Prepopulate
Prepopulate is an attempt to solve the problem that resulted from
the discussion at http://www.drupal.org/node/27155 where the $node object,
it was (correctly, I believe) decided, should
not be prefilled from the $_GET variables, and instead, the power of the
FormsAPI should be used to modify the #default_value of the form
elements themselves.
This functionality will make things like bookmarklets easier to write,
since it basically allows forms to be prefilled from the URL, using a
syntax like:
http://www.example.com/node/add/blog?edit[title]=this is the title&edit[body_filter][body]=body goes herePlease report any bugs or feature requests to the Prepopulate issue queue.
Instructions for use
Simple Usage
Prepopulate the title field on a node creation form:
http://www.example.com/node/add/content?edit[title]=This is the title
With 'non-clean' urls:
http://www.example.com?q=node/add/content&edit[title]=This is the title
Multiple fields
Prepopulate can handle pre-filling multiple fields from one URL. Just
separate the edit variables with an ampersand:
http://www.example.com/node/add/content?edit[title]=The title&edit[body_filter][body]=The body
You're already using the ampersand with non-clean URLs:
http://www.example.com?q=node/add/content&edit[title]=The title&edit[body_filter][body]=The body
How to find what variable to set
This can be tricky, but there are a few things to keep in mind that
should help.
Prepopulate.module is quite simple. It looks through the form, looking
for a variable that matches the name given on the URL, and puts the
value in when it finds a match. Drupal keeps HTML form entities in an
edit[] array structure. All your variables will be contained within the
edit[] array.
A good starting point is to look at the HTML code of a rendered Drupal
form. Once you find the appropriate <input /> (or <textarea>...</textarea>
tag, use the value of the name attribute in your URL, contained in the
edit array. For example, if the <input /> tag looks like this:
<input id="edit-title" class="form-text required" type="text" value=""
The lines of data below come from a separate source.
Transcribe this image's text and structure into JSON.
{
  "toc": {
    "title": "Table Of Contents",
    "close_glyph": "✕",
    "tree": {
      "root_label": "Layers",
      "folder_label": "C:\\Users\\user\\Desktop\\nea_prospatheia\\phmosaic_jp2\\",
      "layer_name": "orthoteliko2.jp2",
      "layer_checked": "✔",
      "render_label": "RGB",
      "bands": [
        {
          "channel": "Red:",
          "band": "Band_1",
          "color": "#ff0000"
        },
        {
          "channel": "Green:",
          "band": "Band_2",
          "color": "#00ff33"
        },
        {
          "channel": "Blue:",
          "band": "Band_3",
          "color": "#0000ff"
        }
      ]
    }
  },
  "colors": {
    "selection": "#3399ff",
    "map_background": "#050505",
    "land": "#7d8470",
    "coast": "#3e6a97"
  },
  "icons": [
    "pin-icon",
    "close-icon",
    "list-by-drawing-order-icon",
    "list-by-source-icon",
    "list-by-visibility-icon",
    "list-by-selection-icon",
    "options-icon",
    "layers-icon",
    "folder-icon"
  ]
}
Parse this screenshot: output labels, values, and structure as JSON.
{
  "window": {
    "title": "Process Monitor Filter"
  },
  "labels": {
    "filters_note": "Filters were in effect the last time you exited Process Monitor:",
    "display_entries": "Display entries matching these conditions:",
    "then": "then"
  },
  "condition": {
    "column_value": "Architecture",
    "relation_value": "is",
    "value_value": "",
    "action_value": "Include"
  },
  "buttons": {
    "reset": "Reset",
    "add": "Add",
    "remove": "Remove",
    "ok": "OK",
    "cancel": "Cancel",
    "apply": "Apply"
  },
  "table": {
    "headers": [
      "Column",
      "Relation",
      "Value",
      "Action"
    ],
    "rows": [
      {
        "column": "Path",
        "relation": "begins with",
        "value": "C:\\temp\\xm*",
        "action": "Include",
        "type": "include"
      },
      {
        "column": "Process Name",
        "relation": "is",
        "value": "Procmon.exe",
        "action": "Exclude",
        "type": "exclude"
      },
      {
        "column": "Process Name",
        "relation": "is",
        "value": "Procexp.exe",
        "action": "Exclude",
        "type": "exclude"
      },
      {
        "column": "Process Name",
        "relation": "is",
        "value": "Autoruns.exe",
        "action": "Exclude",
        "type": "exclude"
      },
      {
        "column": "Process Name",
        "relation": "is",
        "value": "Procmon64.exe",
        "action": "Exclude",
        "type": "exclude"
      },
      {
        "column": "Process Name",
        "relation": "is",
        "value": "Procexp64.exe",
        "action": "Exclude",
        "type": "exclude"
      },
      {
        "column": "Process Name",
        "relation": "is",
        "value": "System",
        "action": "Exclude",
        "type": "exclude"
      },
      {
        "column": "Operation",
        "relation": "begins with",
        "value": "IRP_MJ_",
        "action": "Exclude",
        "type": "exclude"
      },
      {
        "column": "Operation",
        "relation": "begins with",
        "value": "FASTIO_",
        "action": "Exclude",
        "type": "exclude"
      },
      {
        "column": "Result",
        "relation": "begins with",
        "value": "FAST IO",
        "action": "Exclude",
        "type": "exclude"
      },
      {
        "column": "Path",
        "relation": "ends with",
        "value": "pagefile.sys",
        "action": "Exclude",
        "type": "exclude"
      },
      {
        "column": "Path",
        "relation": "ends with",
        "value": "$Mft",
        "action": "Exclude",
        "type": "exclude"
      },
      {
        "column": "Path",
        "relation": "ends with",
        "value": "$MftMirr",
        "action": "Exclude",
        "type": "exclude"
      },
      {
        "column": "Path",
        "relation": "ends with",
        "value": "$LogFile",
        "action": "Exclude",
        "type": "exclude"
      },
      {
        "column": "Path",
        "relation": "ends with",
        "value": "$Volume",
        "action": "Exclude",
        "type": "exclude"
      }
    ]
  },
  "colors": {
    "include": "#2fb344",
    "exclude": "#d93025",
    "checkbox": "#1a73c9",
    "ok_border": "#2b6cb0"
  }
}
size="60" name="title" maxlength="128"/>then try this URL:
http://www.example.com/node/add/content?edit[title]=Automatic filled in title
CCK
CCK fields are a bit more complicated:
<input id="edit-field-office-0-node-name" class="form-text
form-autocomplete" type="text" value="" size="60"
name="field_office[0][node_name]" maxlength="128" autocomplete="OFF"/>The key is to put this in the edit[] array nested, like this:
http://www.example.com/node/add/content?edit[field_office][0][node_name]=AL-235
Another example:
<textarea id="edit-field-content-0-value" class="form-textarea
resizable processed" name="field_content[0][value]" rows="10"
cols="60"/>would be:
http://www.example.com/node/add/content?edit[field_content][0][value]=A long text string
and, again, for non-clean URLs, it's:
http://www.example.com?q=node/add/content&edit[field_content][0][value]=A long text string
Special cases
Body fields
Body fields are different. Though their HTML entity looks like this:
<textarea id="edit-body" class="form-textarea resizable processed"
name="body" rows="20" cols="60"/>You can't just take the name "body," throw it into a edit[body] and
expect it to work. Drupal wraps the body field into a "body_filter"
array when it gets processed. So, for body fields, a URL like:
http://www.example.com/node/add/content?edit[body_filter][body]=This is the body
ought to do the trick.
Escaping special characters
Some characters can't be put into URLs. Spaces, for example, work
mostly, but occasionally they'll have to be replaced with the string %20.
This is known as "percent encoding." Wikipedia has a partial list of
percent codes at:
http://en.wikipedia.org/wiki/Percent-encoding
If you're having trouble getting content into field names, or are
getting 'page not found' errors from Drupal, you should check to ensure
that illegal characters are properly encoded.